A journalist salary bubble may still be lurking somewhere beyond the newspaper right-sizing of the past decade.
We at Technically Philly are in the process of hiring our first reporter — to begin as an independent contractor expected to make something like $30,000 in a 12-month period. That’s a respectable, entry-level salary for a young, hungry reporter in a big market.
Unless you think otherwise. A freelancer friend of mine gave me a little grief, said she had a $30,000 salary when she started in 2004, expecting the total to have gone up in the ensuing years. I tried to remind her that in the years since she started, the momentum on subscription declines and advertising reductions have accelerated, not to mention a recession that stalled, if not shrunk, salary growth.
In short, her argument seemed to redouble my confidence that our small startup, for-profit technology news site was doing alright to budget $30,000 for a young reporter who would focus on reporting, social media and outreach. Her argument did something else though. It made me think there may still be shocks left in this generation-long restructuring in news from higher-yield print monopoly to lower-yield, online competition.
Starting reporter salaries at the Philadelphia Inquirer are something in the arena of $35,000, with benefits, as I understand it. Updated: See the Guild contract details here [PDF]. That’s not great money for a storied big market newspaper brand, but the Inquirer is a union shop so, as I’ve been told, the guild has a structure not unlike you’d expect for a civil servant: steep pay increases with years in.
A business columnist there might be getting north of $130,000, if I understand correctly. It sounds like an experienced reporter for another business publication in town is making between $70,000 and $100,000. Now I’m not suggesting that reporter salaries were ever at that level on average, but I am pointing out that at most legacy brands, there is a pay structure that ties back to a big yield print world.
A friend of mine is jumping from a well-paying, newspaper-backed administration job to a social media-driven role with a big foundation-supported journalism outfit. His salary is probably somewhere in the $60,000 to $80,000 range.
That’s just my concern.
The old pay structures that can grow reporters into six figure salaries are being maintained because of culture, union and logistical concerns. The biggest new celebrated brands of our age — MinnPost, Pro Publica, Texas Tribune, San Diego Voice and the like — are backed by big donors and foundations. Without normal market forces pressed on them, it’s my understanding that they are following the same salary levels of the standard-setting newspaper brands.
I respect greatly the involvement of philanthropic organizations in journalism (of course I do, such funding has helped us do great work), but I think those efforts should be focused on projects, not operations. Projects have ends. Operations are ongoing.) As this funding without normal market pressures impacts this still unsettled industry, I am left with two related questions about reporter compensation. Is there any evidence that the market can (or should) support pay levels of the past? Could foundation funding be protecting a journalism pay bubble?
As I look at the smaller, independent niche news sites that I know well, I see two paths: (a) one is a leaner, more efficient operation that doesn’t pay its reporters the kind of levels the past has prized, and (b) the other is funded entirely by foundations or other deep pockets, and pay reporters rates that are not unlike the past.

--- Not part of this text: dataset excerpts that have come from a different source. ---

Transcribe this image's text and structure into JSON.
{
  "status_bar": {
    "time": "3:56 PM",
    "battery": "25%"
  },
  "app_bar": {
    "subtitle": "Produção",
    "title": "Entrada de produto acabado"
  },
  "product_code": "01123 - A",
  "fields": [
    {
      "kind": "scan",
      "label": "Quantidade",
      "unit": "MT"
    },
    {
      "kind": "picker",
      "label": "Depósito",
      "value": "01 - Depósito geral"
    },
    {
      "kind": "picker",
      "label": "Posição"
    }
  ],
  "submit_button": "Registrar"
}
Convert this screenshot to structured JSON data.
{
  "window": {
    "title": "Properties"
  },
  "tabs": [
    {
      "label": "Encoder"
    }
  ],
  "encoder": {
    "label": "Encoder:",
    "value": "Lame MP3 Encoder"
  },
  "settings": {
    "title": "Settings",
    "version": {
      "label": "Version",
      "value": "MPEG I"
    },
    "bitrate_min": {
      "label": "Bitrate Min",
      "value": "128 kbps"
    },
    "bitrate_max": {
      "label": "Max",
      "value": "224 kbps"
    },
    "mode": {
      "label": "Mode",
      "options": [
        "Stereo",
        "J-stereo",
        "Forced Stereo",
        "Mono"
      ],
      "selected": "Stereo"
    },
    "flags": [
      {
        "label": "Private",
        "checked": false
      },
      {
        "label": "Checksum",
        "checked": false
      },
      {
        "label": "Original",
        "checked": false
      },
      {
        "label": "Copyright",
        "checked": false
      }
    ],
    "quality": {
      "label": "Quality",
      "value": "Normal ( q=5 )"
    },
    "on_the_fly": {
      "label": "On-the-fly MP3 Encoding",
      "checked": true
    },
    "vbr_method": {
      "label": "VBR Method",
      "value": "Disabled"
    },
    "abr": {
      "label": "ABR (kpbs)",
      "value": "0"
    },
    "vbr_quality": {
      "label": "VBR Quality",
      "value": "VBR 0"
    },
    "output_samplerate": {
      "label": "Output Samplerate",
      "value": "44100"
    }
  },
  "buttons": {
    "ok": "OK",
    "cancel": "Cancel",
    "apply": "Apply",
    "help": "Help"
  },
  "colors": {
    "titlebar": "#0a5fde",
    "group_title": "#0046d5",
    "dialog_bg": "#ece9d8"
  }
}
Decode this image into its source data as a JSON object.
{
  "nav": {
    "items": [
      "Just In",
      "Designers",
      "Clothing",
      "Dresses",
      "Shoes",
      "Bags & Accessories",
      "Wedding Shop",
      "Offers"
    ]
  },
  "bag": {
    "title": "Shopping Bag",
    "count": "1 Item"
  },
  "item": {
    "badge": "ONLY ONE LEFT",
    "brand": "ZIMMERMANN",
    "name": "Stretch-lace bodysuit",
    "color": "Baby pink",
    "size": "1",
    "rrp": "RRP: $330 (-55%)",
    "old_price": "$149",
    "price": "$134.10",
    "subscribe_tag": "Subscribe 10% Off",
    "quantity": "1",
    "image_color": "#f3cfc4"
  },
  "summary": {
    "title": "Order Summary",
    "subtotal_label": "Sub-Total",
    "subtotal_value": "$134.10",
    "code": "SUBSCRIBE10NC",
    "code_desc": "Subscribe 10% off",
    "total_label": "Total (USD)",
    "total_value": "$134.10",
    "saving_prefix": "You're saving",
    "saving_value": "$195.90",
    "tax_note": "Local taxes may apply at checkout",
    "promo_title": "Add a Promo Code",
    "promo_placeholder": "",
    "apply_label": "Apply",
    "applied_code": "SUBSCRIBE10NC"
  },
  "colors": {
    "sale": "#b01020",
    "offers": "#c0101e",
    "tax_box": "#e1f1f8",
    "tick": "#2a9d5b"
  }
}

Granted everything is cyclical, so as news fractures, I fully expect there to be consolidation once again. With consolidation, presumably comes efficiency and better paid, top talent. There are already years-old glimmers of that, with properties like Gawker Media, which has a portfolio of high traffic sites, driven by content written by bloggers paid largely based on page views. Pre-recession estimates suggested that Gawker writers were getting paid up to $80,000, which would be respectable pay for valued writers at a valued brand.
But, as anyone covering communities know, Gawker is an aberration — a niche conglomerate with big money. I don’t think that will be representative at all.
When we crunch the numbers at Technically Philly, I’m not sure we could ever support the kind of salary figures an established technology reporter for a big legacy brand would demand. And, frankly, I’m not yet sure it should.
One thought on “How foundation funding could be protecting a journalism pay bubble”
Great post! I am guessing that the social media youngster you mention who is earning a nice salary (equivalent to mine as an executive director!) is going to one of the most revered and best supported non-profit journalism outlets in the country. A Gawker of the non-profit set, if you will. I know many more folks working at the top level of their totally-respected-but-not-Pro-Publica-level journalism non-profits earning $40k/year. I would suggest the problem is less philanthropy’s fault — how many donors know what a media outlet’s budget should look like? is there really method to philanthropy madness? — than individual expectations of what a non-profit salary should be in general. There is a notion that it should be just slightly less than the for-profit world. That you should be able to write about niche topics and get paid a mainstream salary for it. I don’t blame them, and have been guilty of this thinking occasionally, but lawyers for non-profits make half the salaries of their for-profit peers, etc. Maybe there’s unreasonable expectations that non-profit journalism should be just like the for-profit kind, just with a more progressive business model.